Digging into the Linq "let" keyword

In my last post I talked abou the Linq "let" keyword and showed you how it could be used to simplify linq queries. Well, this post was thrown up pretty quick and I didn't get to research the topic in the way that I normally do, and I quickly got called out by a few readers who pointed out that there are some implications with using the "let" keyword that may not be initially apparent.

In the last post I used a query that looked like this:

var names = (from p in nameList
            let vowels = new List<string> { "A", "E", "I", "O", "U" }
            let startsWithVowel = vowels.Any(v => p.ToUpper().StartsWith(v))
            let endsWithVowel = vowels.Any(v => p.ToUpper().EndsWith(v))
            let fourCharactersLong = p.Length == 4
            let fiveCharactersLong = p.Length == 5
            where
            (startsWithVowel || endsWithVowel) &&
            (fourCharactersLong || fiveCharactersLong)
            select p).ToList();

In this case the "let" keyword greatly simplifies what would have been an otherwise very ugly "where" clause. So, I started thinking, how can I show what happens when this query is turned into an Expression object? I first started off by using the Expression visualizer that ships in the samples with VS2008 (click for full size):

Query Expression

That might give you a hint as to what is happening, if you are familiar with compiler generated anonymous types, but otherwise that just looks like a bunch of gibberish. You have to open up the app in reflector to really see what is going on with these anonymous types. What this is essentially telling us is exactly what "Skup" in my last post was trying to tell me. That each time you use the "let" keyword it is just generating an anonymous type which wraps the variable assigned in the let statement along with the item being queried.

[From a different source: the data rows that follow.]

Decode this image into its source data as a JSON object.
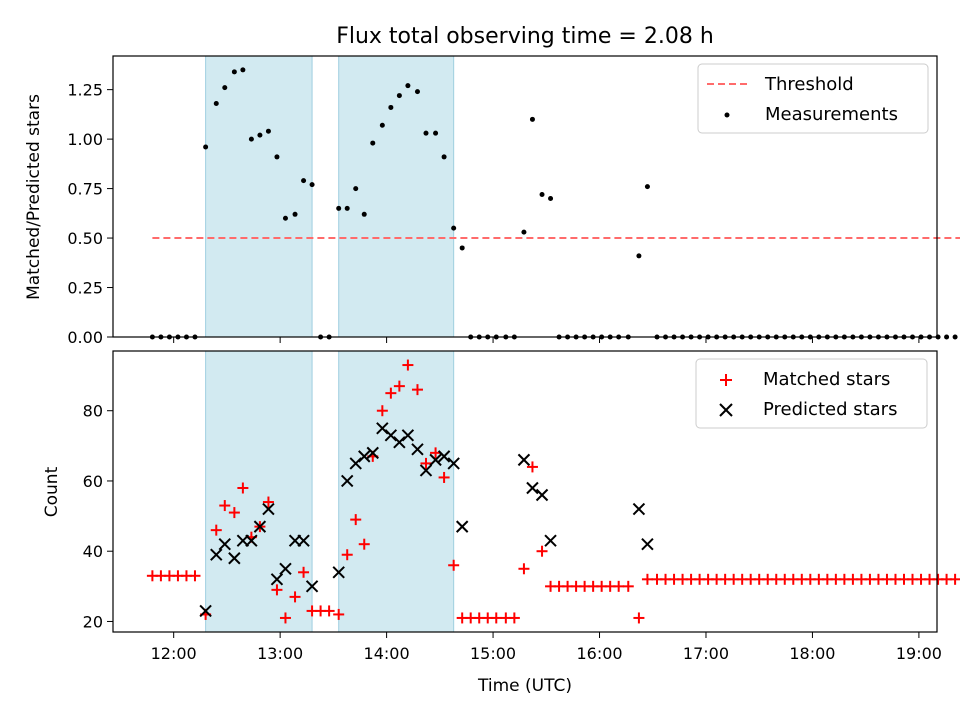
{
  "figure": {
    "title": "Flux total observing time = 2.08 h"
  },
  "x_axis": {
    "label": "Time (UTC)",
    "range_hours": [
      11.43,
      19.17
    ],
    "ticks": [
      {
        "value": 12,
        "label": "12:00"
      },
      {
        "value": 13,
        "label": "13:00"
      },
      {
        "value": 14,
        "label": "14:00"
      },
      {
        "value": 15,
        "label": "15:00"
      },
      {
        "value": 16,
        "label": "16:00"
      },
      {
        "value": 17,
        "label": "17:00"
      },
      {
        "value": 18,
        "label": "18:00"
      },
      {
        "value": 19,
        "label": "19:00"
      }
    ]
  },
  "chart_data": [
    {
      "type": "scatter",
      "ylabel": "Matched/Predicted stars",
      "ylim": [
        0,
        1.42
      ],
      "yticks": [
        0.0,
        0.25,
        0.5,
        0.75,
        1.0,
        1.25
      ],
      "ytick_labels": [
        "0.00",
        "0.25",
        "0.50",
        "0.75",
        "1.00",
        "1.25"
      ],
      "shaded_intervals": [
        [
          12.3,
          13.3
        ],
        [
          13.55,
          14.63
        ]
      ],
      "shade_color": "#add8e6",
      "threshold": {
        "name": "Threshold",
        "value": 0.5,
        "x_range": [
          11.8,
          19.4
        ],
        "color": "#ff6b6b",
        "style": "dashed"
      },
      "measurements": {
        "name": "Measurements",
        "color": "#000000",
        "points": [
          [
            11.8,
            0
          ],
          [
            11.88,
            0
          ],
          [
            11.96,
            0
          ],
          [
            12.04,
            0
          ],
          [
            12.12,
            0
          ],
          [
            12.2,
            0
          ],
          [
            12.3,
            0.96
          ],
          [
            12.4,
            1.18
          ],
          [
            12.48,
            1.26
          ],
          [
            12.57,
            1.34
          ],
          [
            12.65,
            1.35
          ],
          [
            12.73,
            1.0
          ],
          [
            12.81,
            1.02
          ],
          [
            12.89,
            1.04
          ],
          [
            12.97,
            0.91
          ],
          [
            13.05,
            0.6
          ],
          [
            13.14,
            0.62
          ],
          [
            13.22,
            0.79
          ],
          [
            13.3,
            0.77
          ],
          [
            13.38,
            0
          ],
          [
            13.46,
            0
          ],
          [
            13.55,
            0.65
          ],
          [
            13.63,
            0.65
          ],
          [
            13.71,
            0.75
          ],
          [
            13.79,
            0.62
          ],
          [
            13.87,
            0.98
          ],
          [
            13.96,
            1.07
          ],
          [
            14.04,
            1.16
          ],
          [
            14.12,
            1.22
          ],
          [
            14.2,
            1.27
          ],
          [
            14.29,
            1.24
          ],
          [
            14.37,
            1.03
          ],
          [
            14.46,
            1.03
          ],
          [
            14.54,
            0.91
          ],
          [
            14.63,
            0.55
          ],
          [
            14.71,
            0.45
          ],
          [
            14.79,
            0
          ],
          [
            14.87,
            0
          ],
          [
            14.95,
            0
          ],
          [
            15.03,
            0
          ],
          [
            15.12,
            0
          ],
          [
            15.2,
            0
          ],
          [
            15.29,
            0.53
          ],
          [
            15.37,
            1.1
          ],
          [
            15.46,
            0.72
          ],
          [
            15.54,
            0.7
          ],
          [
            15.62,
            0
          ],
          [
            15.7,
            0
          ],
          [
            15.78,
            0
          ],
          [
            15.86,
            0
          ],
          [
            15.94,
            0
          ],
          [
            16.02,
            0
          ],
          [
            16.1,
            0
          ],
          [
            16.18,
            0
          ],
          [
            16.27,
            0
          ],
          [
            16.37,
            0.41
          ],
          [
            16.45,
            0.76
          ],
          [
            16.54,
            0
          ],
          [
            16.62,
            0
          ],
          [
            16.7,
            0
          ],
          [
            16.78,
            0
          ],
          [
            16.86,
            0
          ],
          [
            16.94,
            0
          ],
          [
            17.02,
            0
          ],
          [
            17.1,
            0
          ],
          [
            17.18,
            0
          ],
          [
            17.26,
            0
          ],
          [
            17.34,
            0
          ],
          [
            17.42,
            0
          ],
          [
            17.5,
            0
          ],
          [
            17.58,
            0
          ],
          [
            17.66,
            0
          ],
          [
            17.74,
            0
          ],
          [
            17.82,
            0
          ],
          [
            17.9,
            0
          ],
          [
            17.98,
            0
          ],
          [
            18.06,
            0
          ],
          [
            18.14,
            0
          ],
          [
            18.22,
            0
          ],
          [
            18.3,
            0
          ],
          [
            18.38,
            0
          ],
          [
            18.46,
            0
          ],
          [
            18.54,
            0
          ],
          [
            18.62,
            0
          ],
          [
            18.7,
            0
          ],
          [
            18.78,
            0
          ],
          [
            18.86,
            0
          ],
          [
            18.94,
            0
          ],
          [
            19.02,
            0
          ],
          [
            19.1,
            0
          ],
          [
            19.18,
            0
          ],
          [
            19.26,
            0
          ],
          [
            19.34,
            0
          ]
        ]
      },
      "legend": {
        "placement": "upper-right",
        "entries": [
          "Threshold",
          "Measurements"
        ]
      }
    },
    {
      "type": "scatter",
      "ylabel": "Count",
      "ylim": [
        17,
        97
      ],
      "yticks": [
        20,
        40,
        60,
        80
      ],
      "ytick_labels": [
        "20",
        "40",
        "60",
        "80"
      ],
      "shaded_intervals": [
        [
          12.3,
          13.3
        ],
        [
          13.55,
          14.63
        ]
      ],
      "shade_color": "#add8e6",
      "series": [
        {
          "name": "Matched stars",
          "marker": "plus",
          "color": "#ff0000",
          "points": [
            [
              11.8,
              33
            ],
            [
              11.88,
              33
            ],
            [
              11.96,
              33
            ],
            [
              12.04,
              33
            ],
            [
              12.12,
              33
            ],
            [
              12.2,
              33
            ],
            [
              12.3,
              22
            ],
            [
              12.4,
              46
            ],
            [
              12.48,
              53
            ],
            [
              12.57,
              51
            ],
            [
              12.65,
              58
            ],
            [
              12.73,
              44
            ],
            [
              12.81,
              47
            ],
            [
              12.89,
              54
            ],
            [
              12.97,
              29
            ],
            [
              13.05,
              21
            ],
            [
              13.14,
              27
            ],
            [
              13.22,
              34
            ],
            [
              13.3,
              23
            ],
            [
              13.38,
              23
            ],
            [
              13.46,
              23
            ],
            [
              13.55,
              22
            ],
            [
              13.63,
              39
            ],
            [
              13.71,
              49
            ],
            [
              13.79,
              42
            ],
            [
              13.87,
              67
            ],
            [
              13.96,
              80
            ],
            [
              14.04,
              85
            ],
            [
              14.12,
              87
            ],
            [
              14.2,
              93
            ],
            [
              14.29,
              86
            ],
            [
              14.37,
              65
            ],
            [
              14.46,
              68
            ],
            [
              14.54,
              61
            ],
            [
              14.63,
              36
            ],
            [
              14.71,
              21
            ],
            [
              14.79,
              21
            ],
            [
              14.87,
              21
            ],
            [
              14.95,
              21
            ],
            [
              15.03,
              21
            ],
            [
              15.12,
              21
            ],
            [
              15.2,
              21
            ],
            [
              15.29,
              35
            ],
            [
              15.37,
              64
            ],
            [
              15.46,
              40
            ],
            [
              15.54,
              30
            ],
            [
              15.62,
              30
            ],
            [
              15.7,
              30
            ],
            [
              15.78,
              30
            ],
            [
              15.86,
              30
            ],
            [
              15.94,
              30
            ],
            [
              16.02,
              30
            ],
            [
              16.1,
              30
            ],
            [
              16.18,
              30
            ],
            [
              16.27,
              30
            ],
            [
              16.37,
              21
            ],
            [
              16.45,
              32
            ],
            [
              16.54,
              32
            ],
            [
              16.62,
              32
            ],
            [
              16.7,
              32
            ],
            [
              16.78,
              32
            ],
            [
              16.86,
              32
            ],
            [
              16.94,
              32
            ],
            [
              17.02,
              32
            ],
            [
              17.1,
              32
            ],
            [
              17.18,
              32
            ],
            [
              17.26,
              32
            ],
            [
              17.34,
              32
            ],
            [
              17.42,
              32
            ],
            [
              17.5,
              32
            ],
            [
              17.58,
              32
            ],
            [
              17.66,
              32
            ],
            [
              17.74,
              32
            ],
            [
              17.82,
              32
            ],
            [
              17.9,
              32
            ],
            [
              17.98,
              32
            ],
            [
              18.06,
              32
            ],
            [
              18.14,
              32
            ],
            [
              18.22,
              32
            ],
            [
              18.3,
              32
            ],
            [
              18.38,
              32
            ],
            [
              18.46,
              32
            ],
            [
              18.54,
              32
            ],
            [
              18.62,
              32
            ],
            [
              18.7,
              32
            ],
            [
              18.78,
              32
            ],
            [
              18.86,
              32
            ],
            [
              18.94,
              32
            ],
            [
              19.02,
              32
            ],
            [
              19.1,
              32
            ],
            [
              19.18,
              32
            ],
            [
              19.26,
              32
            ],
            [
              19.34,
              32
            ]
          ]
        },
        {
          "name": "Predicted stars",
          "marker": "x",
          "color": "#000000",
          "points": [
            [
              12.3,
              23
            ],
            [
              12.4,
              39
            ],
            [
              12.48,
              42
            ],
            [
              12.57,
              38
            ],
            [
              12.65,
              43
            ],
            [
              12.73,
              43
            ],
            [
              12.81,
              47
            ],
            [
              12.89,
              52
            ],
            [
              12.97,
              32
            ],
            [
              13.05,
              35
            ],
            [
              13.14,
              43
            ],
            [
              13.22,
              43
            ],
            [
              13.3,
              30
            ],
            [
              13.55,
              34
            ],
            [
              13.63,
              60
            ],
            [
              13.71,
              65
            ],
            [
              13.79,
              67
            ],
            [
              13.87,
              68
            ],
            [
              13.96,
              75
            ],
            [
              14.04,
              73
            ],
            [
              14.12,
              71
            ],
            [
              14.2,
              73
            ],
            [
              14.29,
              69
            ],
            [
              14.37,
              63
            ],
            [
              14.46,
              66
            ],
            [
              14.54,
              67
            ],
            [
              14.63,
              65
            ],
            [
              14.71,
              47
            ],
            [
              15.29,
              66
            ],
            [
              15.37,
              58
            ],
            [
              15.46,
              56
            ],
            [
              15.54,
              43
            ],
            [
              16.37,
              52
            ],
            [
              16.45,
              42
            ]
          ]
        }
      ],
      "legend": {
        "placement": "upper-right",
        "entries": [
          "Matched stars",
          "Predicted stars"
        ]
      }
    }
  ]
}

After thinking a bit I realized that just rewriting this query with explicit Linq methods would probably be the best way to explain this. There is no "let" query method, you have to accomplish all of this through select statements.

var names2 = nameList
    .Select(a => new { a, vowels = new List<string> { "A", "E", "I", "O", "U" } })
    .Select(b => new { b, startsWithVowel = b.vowels.Any(v => b.a.ToUpper().StartsWith(v)) })
    .Select(c => new { c, endsWithVowel = c.b.vowels.Any(v => c.b.a.ToUpper().EndsWith(v)) })
    .Select(d => new { d, fourCharactersLong = d.c.b.a.Length == 4 })
    .Select(e => new { e, fiveCharactersLong = e.d.c.b.a.Length == 5 })
    .Where(w => (w.e.d.c.startsWithVowel || w.e.d.endsWithVowel) 
              && (w.e.fourCharactersLong || w.fiveCharactersLong))
    .Select(s => s.e.d.c.b.a);

So, as you can see, the "let" keyword cleans this up quite a bit. But you can also see what is actually happening. You can also see why Frans said in my last post that when you are running this against Linq to Sql it is going to generate a sub-query for each "let" statement. I hope that this helps a bit when trying to decide whether or not to use the Linq "let" statement.